For all I know, it could be oscillating, but at a low power level. I’d rather not proceed building the buffer amplifier until I was reasonably sure the oscillator was working. Any ideas, oh wisdom of the internet?
Addendum: On a whim, I swapped out a color burst crystal (3.579Mhz) and it started to oscillate. As i tough various components, I get a stronger signal, but relatively little frequency shift.
I’m hypothesizing that my substitution of the 220pf for the 390pf ones wasn’t entirely kosher.
Addendum: Here’s some video:
Addendum2: Heh. I think the transistor was in backwards. Reversing it, and it now oscillates on 40m. Thanks to Eldon Brown for the suggestion, which made me double check. Next stop: a buffer amplifier!
Addendum3: It oscillates at 7.038616 Mhz or so.
Comments
Comment from Eldon Brown
Time 1/19/2009 at 4:57 pm
I think you have the transistor backwards??? That is if it is a 2n3904???
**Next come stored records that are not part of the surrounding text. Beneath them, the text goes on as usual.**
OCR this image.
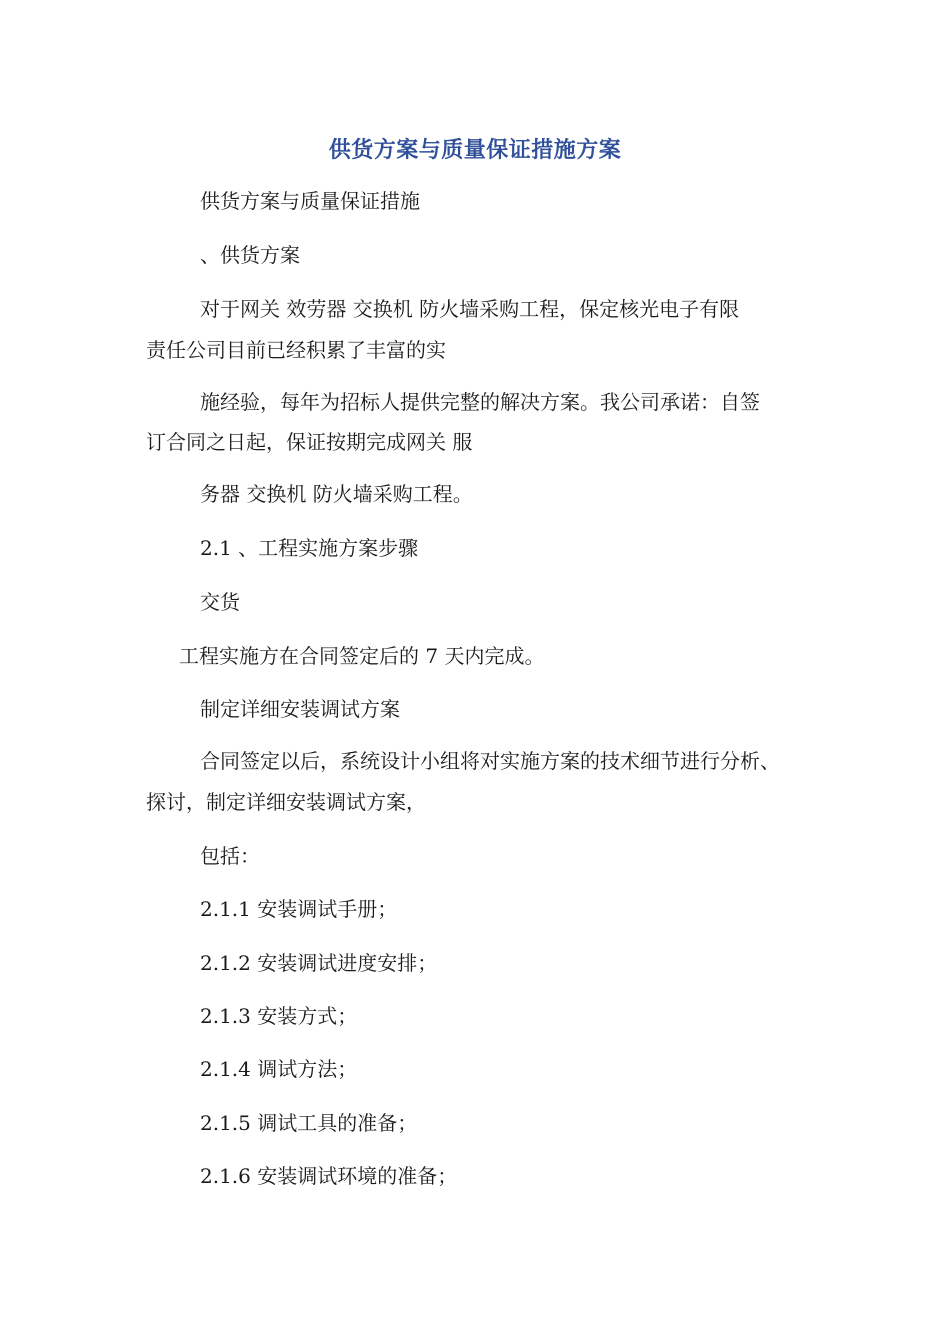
供货方案与质量保证措施方案
供货方案与质量保证措施
、供货方案
对于网关 效劳器 交换机 防火墙采购工程，保定核光电子有限
责任公司目前已经积累了丰富的实
施经验，每年为招标人提供完整的解决方案。我公司承诺：自签
订合同之日起，保证按期完成网关 服
务器 交换机 防火墙采购工程。
2.1 、工程实施方案步骤
交货
工程实施方在合同签定后的 7 天内完成。
制定详细安装调试方案
合同签定以后，系统设计小组将对实施方案的技术细节进行分析、
探讨，制定详细安装调试方案，
包括：
2.1.1 安装调试手册；
2.1.2 安装调试进度安排；
2.1.3 安装方式；
2.1.4 调试方法；
2.1.5 调试工具的准备；
2.1.6 安装调试环境的准备；
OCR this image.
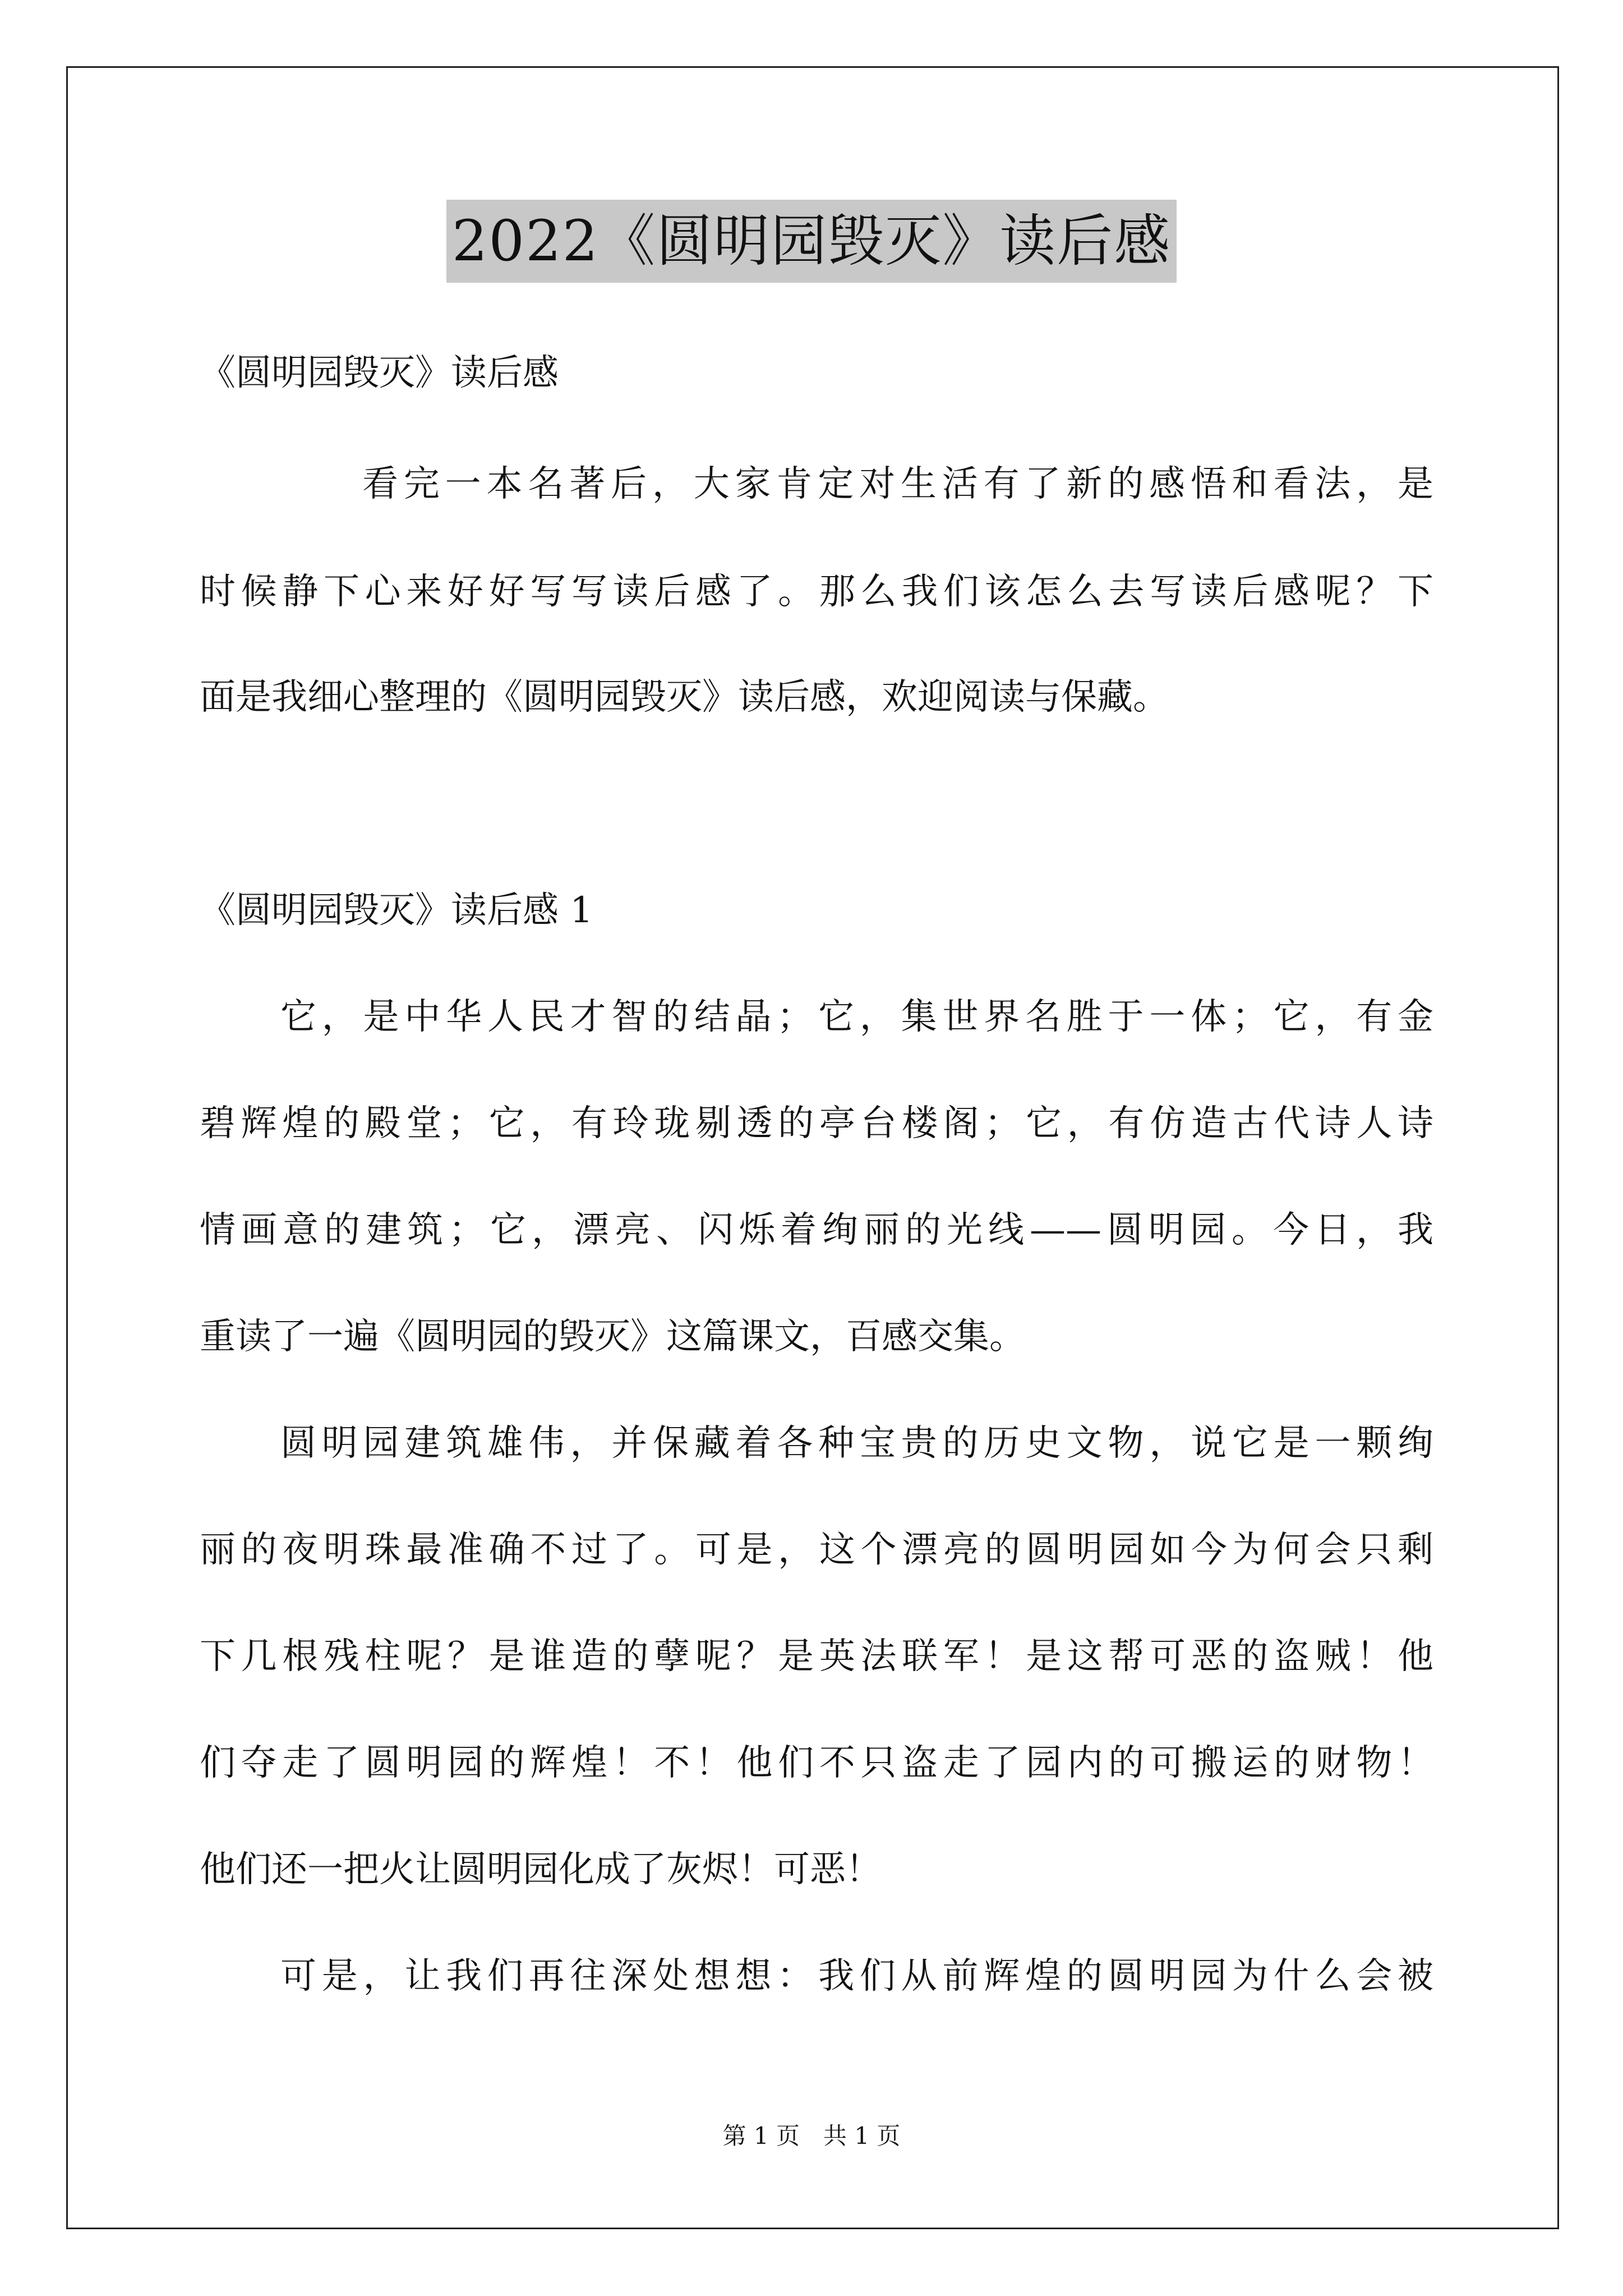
2022《圆明园毁灭》读后感
《圆明园毁灭》读后感
看完一本名著后，大家肯定对生活有了新的感悟和看法，是
时候静下心来好好写写读后感了。那么我们该怎么去写读后感呢？下
面是我细心整理的《圆明园毁灭》读后感，欢迎阅读与保藏。
《圆明园毁灭》读后感 1
它，是中华人民才智的结晶；它，集世界名胜于一体；它，有金
碧辉煌的殿堂；它，有玲珑剔透的亭台楼阁；它，有仿造古代诗人诗
情画意的建筑；它，漂亮、闪烁着绚丽的光线——圆明园。今日，我
重读了一遍《圆明园的毁灭》这篇课文，百感交集。
圆明园建筑雄伟，并保藏着各种宝贵的历史文物，说它是一颗绚
丽的夜明珠最准确不过了。可是，这个漂亮的圆明园如今为何会只剩
下几根残柱呢？是谁造的孽呢？是英法联军！是这帮可恶的盗贼！他
们夺走了圆明园的辉煌！不！他们不只盗走了园内的可搬运的财物！
他们还一把火让圆明园化成了灰烬！可恶！
可是，让我们再往深处想想：我们从前辉煌的圆明园为什么会被
第 1 页　共 1 页
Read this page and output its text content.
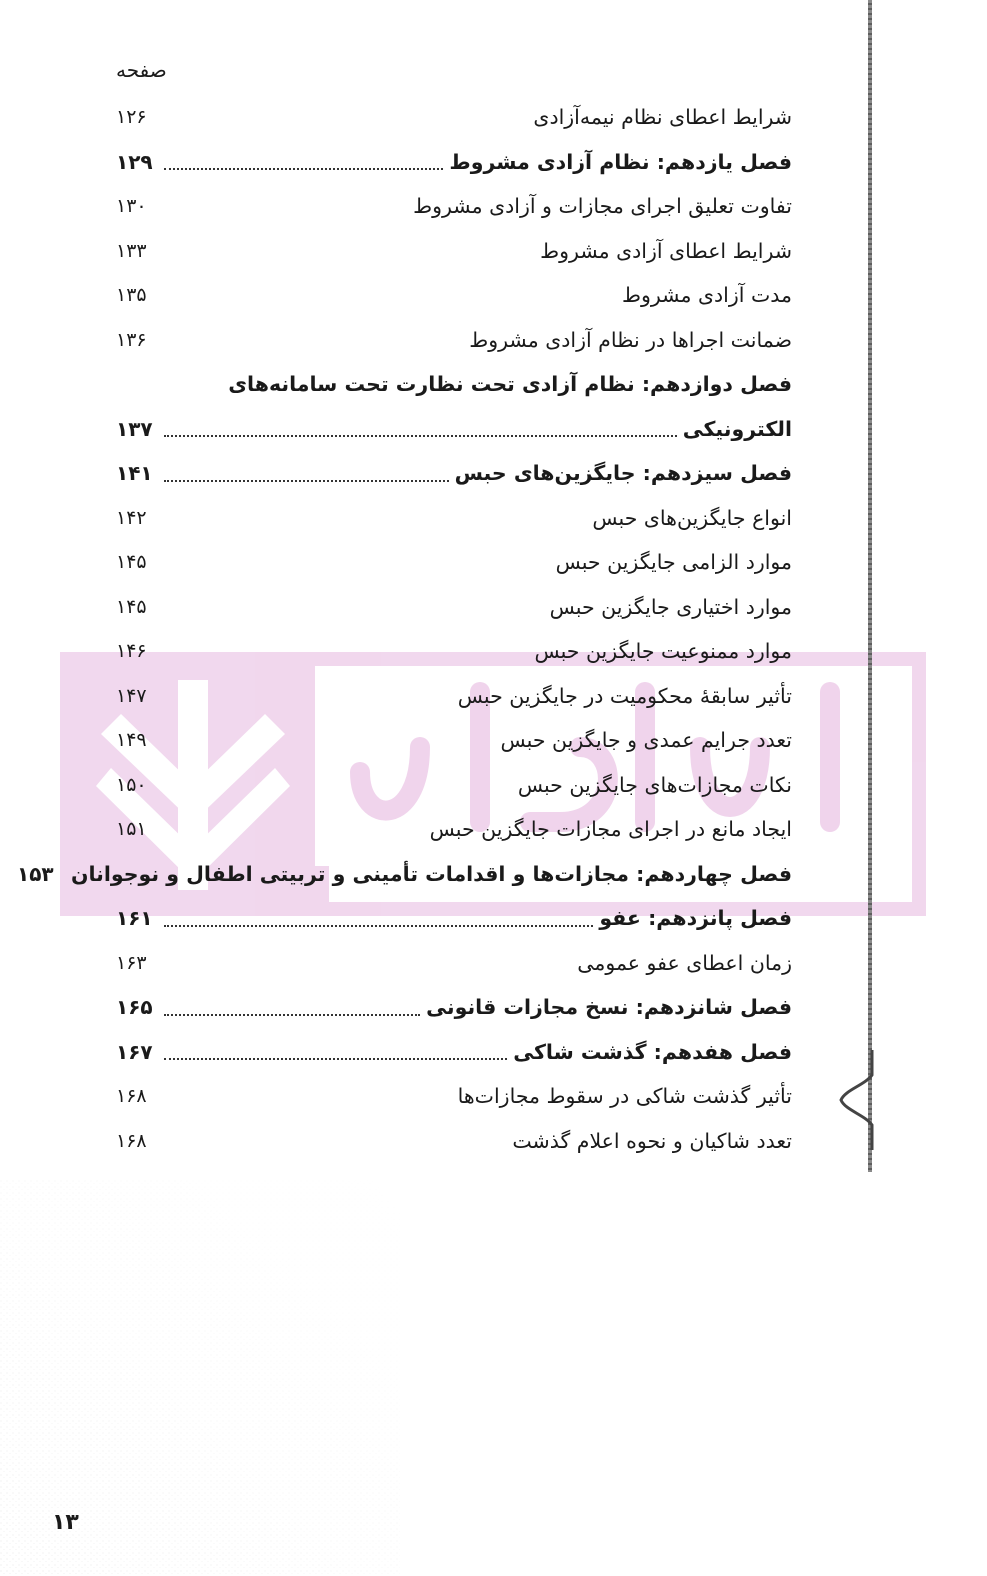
صفحه
شرایط اعطای نظام نیمه‌آزادی
۱۲۶
فصل یازدهم: نظام آزادی مشروط
۱۲۹
تفاوت تعلیق اجرای مجازات و آزادی مشروط
۱۳۰
شرایط اعطای آزادی مشروط
۱۳۳
مدت آزادی مشروط
۱۳۵
ضمانت اجراها در نظام آزادی مشروط
۱۳۶
فصل دوازدهم: نظام آزادی تحت نظارت تحت سامانه‌های
الکترونیکی
۱۳۷
فصل سیزدهم: جایگزین‌های حبس
۱۴۱
انواع جایگزین‌های حبس
۱۴۲
موارد الزامی جایگزین حبس
۱۴۵
موارد اختیاری جایگزین حبس
۱۴۵
موارد ممنوعیت جایگزین حبس
۱۴۶
تأثیر سابقهٔ محکومیت در جایگزین حبس
۱۴۷
تعدد جرایم عمدی و جایگزین حبس
۱۴۹
نکات مجازات‌های جایگزین حبس
۱۵۰
ایجاد مانع در اجرای مجازات جایگزین حبس
۱۵۱
فصل چهاردهم: مجازات‌ها و اقدامات تأمینی و تربیتی اطفال و نوجوانان
۱۵۳
فصل پانزدهم: عفو
۱۶۱
زمان اعطای عفو عمومی
۱۶۳
فصل شانزدهم: نسخ مجازات قانونی
۱۶۵
فصل هفدهم: گذشت شاکی
۱۶۷
تأثیر گذشت شاکی در سقوط مجازات‌ها
۱۶۸
تعدد شاکیان و نحوه اعلام گذشت
۱۶۸
۱۳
I know I did on the first try.
Comment from Hamilton
Time 1/20/2009 at 11:28 am
If you didn’t have the RF probe, the following idea might work. Place a cap on the oscillator output to remove any DC component, then depending on the voltage of your output a small resistor to limit current, followed by an LED to ground. If you have oscillations, I think this little series circuit should cause the LED to light up.
Comment from w?dkarstwo morskie
Time 1/25/2009 at 6:35 am
Ciekawy blog, dodalem go do ulubionych, bede tu napewno wpadal czesciej
Comment from Hamman
Time 3/5/2009 at 4:04 pm
Hey man,
I intend on building my first oscillator soon
this is great encouragement to see an
oscillator working with so little components.
Would you please be as kind as to post a schematic
of the circuit that you built above?
I dont have access to EMRFD (:
Thanks for sharing,
73 from Ireland
Comment from NT7S
Time 1/19/2009 at 2:37 pm
If you don’t have an oscilloscope, one of the cheapest and easiest ways to confirm the presence of RF is that RF probe that you built earlier. You should have enough RF voltage from the crystal oscillator to get a decent reading from the probe if the circuit is indeed oscillating.
I see that you also found that the two capacitors in the feedback network can be touchy. Generally speaking, in a Colpitts oscillator, you should try to stick as close as possible to the values given for these two components. You might want to try paralleling another 220 pF cap across each of your originals to get it to 440 pF, which is a lot closer to the 390 that is called for.